Review: ‘The Program’ by Suzanne Young

This week I had one of those moments where you look at all the books you plan to read and suddenly realize that you just don’t want to read anything that is there. Nothing appeals, even when you read a few pages of each book, just hoping that something will stick.

So I decided to turn to YA for some quick and easy reading that I didn’t have to think too hard about. It was Scribd to the rescue last night with suggestions for some interesting dystopian titles. I ended up choosing The Program because the cover has caught my interest on many occasions at work.

Synopsis: The Program is set in a not-so-distant future dystopia where teen suicide is rampant and experts have been called in to try to correct whatever is causing it. The main character, Sloan, recently lost her older brother to suicide and is being watched carefully for signs of depression. The problem is that almost anything could be interpreted as a sign of depression according to The Program. Sloan and her friends struggle daily trying to keep their emotions in check because anything considered unhealthy could get them flagged, and the teens who enter the program always come back changed. Returners have no idea who they were before being sent to The Program, forgetting friends and family in favour of complete contentment.

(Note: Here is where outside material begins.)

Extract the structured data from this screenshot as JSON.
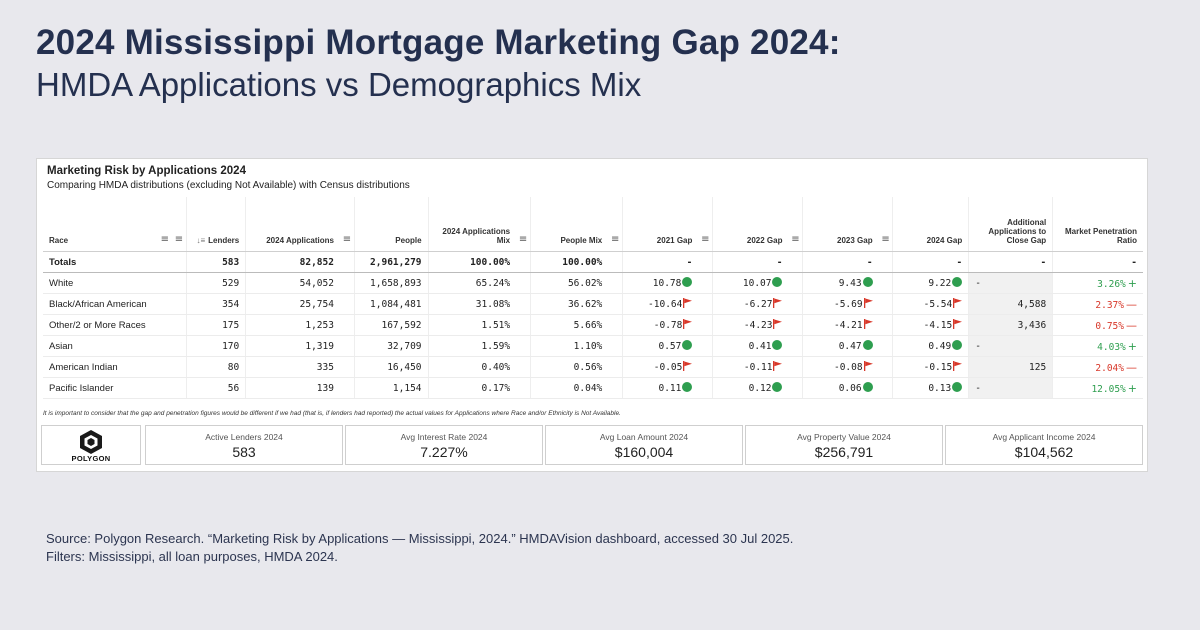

This book was way darker than I expected it to be, and is definitely for an older teen audience. Sloan and her boyfriend have a very physical relationship, and there is a lot of self-harm and suicide ideation. I’ve read some reviews from people complaining that the author didn’t do enough research about these issues, and that she did a disservice to people suffering from mental health issues by implying that it is contagious, etc. While I would generally agree with these statements, I think it’s important to recognize that there are very real instances where teen suicide has become an epidemic. It is unfortunately fairly common for one suicide to set off a chain reaction in youth on First Nations reserves who are unable to see a future for themselves. (check out The Absolutely True Diary of a Part-time Indian by Sherman Alexie for an amazing novel about this and other issues faced by First Nations people)

This kind of easy read was exactly what I needed. I’m probably going to find another YA book to keep up the momentum, and then maybe I’ll be ready to get back to my book club homework.